Neste sentido, as empresas citadas possuem um coordenador que atua como canal de comunicação do prestador entre a empresa e os coordenadores celetistas do Seconci-SP, o que ocorre como ocorre em inúmeras unidades privadas e mesmo que administram unidades públicas como forma de boa prática de gestão.
Portanto, as alegações feitas pela fiscalização, tais como “o SECONCI-SP remunera os prestadores de serviços pela coordenação e gerenciamento, mas quem executa são os próprios empregados das unidades”; e “o SECONCI-SP paga para as prestadoras contratadas pelo serviço de coordenação e gerenciamento não executado, pois quem executa os serviços são os próprios empregados da contratante”, já foram sólida e documentalmente esclarecidas nas respostas dadas à Receita Federal.
COM A PALAVRA, A SECRETARIA ESTADUAL DE SAÚDE DE SÃO PAULO
A Secretaria de Estado de Saúde de São Paulo informa que já forneceu as informações solicitadas pelo Ministério Público e segue à disposição do órgão.
A pasta preza pela transparência, monitoramento e controle dos contratos de gestão, com rigorosa verificação de cumprimentos pela Secretaria, bem como acompanhamento de órgãos de controle (internos, como a Secretaria da Fazenda e Planejamento, e externos, como o Tribunal de Contas do Estado), parlamentares, representantes do Conselho Estadual de Saúde e profissionais renomados da área da saúde oriundos de outras instituições.
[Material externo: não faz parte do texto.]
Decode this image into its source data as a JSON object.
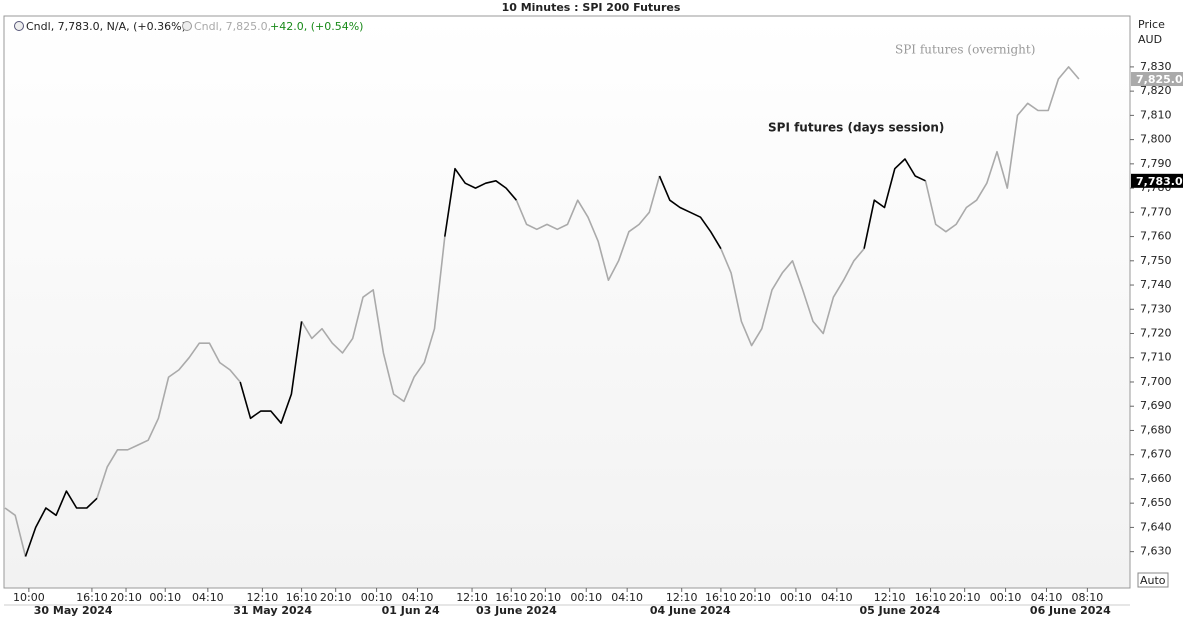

Além disso, todas as informações referentes aos contratos de gestão são disponibilizadas no Portal da Transparência.
O aprimoramento da gestão e da qualidade dos serviços é preocupação permanente da pasta. Por isso, os contratos de gestão estabelecem os indicadores e metas de atendimento pelas OSS, que podem contratar pessoas físicas ou jurídicas para o atendimento à população. Devem também prestar contas ao Estado em relação ao uso dos recursos públicos que recebem, o que tem sido feito regularmente. Para toda e qualquer excepcionalidade constatada, ou apontada por órgãos de controle, são tomadas providências ou prestados os devidos esclarecimentos.
COM A PALAVRA, A SECRETARIA MUNICIPAL DE SAÚDE DE SÃO PAULO
A Secretaria Municipal da Saúde (SMS) enviou resposta preliminar aos questionamentos do MP/SP no último dia 08. Cabe ressaltar que os apontamentos, primordialmente, não compreendem unidades desta municipalidade e a administração busca informações mais detalhadas. A pasta está atenta a qualquer irregularidade nos contratos vigentes e totalmente à disposição do Ministério Público para qualquer esclarecimento e colaboração.
A SMS esclarece que a gestão atual promoveu reforço substancial no corpo de técnicos que analisam a prestação de contas dos contratos firmados com a pasta. Foram realizadas auditorias nos anos de 2016, 2017 e 2018, que resultaram em ampla revisão do cumprimento das metas qualitativas e quantitativas pelas organizações sociais, gerando, inclusive, descontos nos repasses.
A Controladoria Geral do Município de São Paulo está apurando o caso por meio da Corregedoria Geral do Município e da Coordenadoria de Auditoria Geral.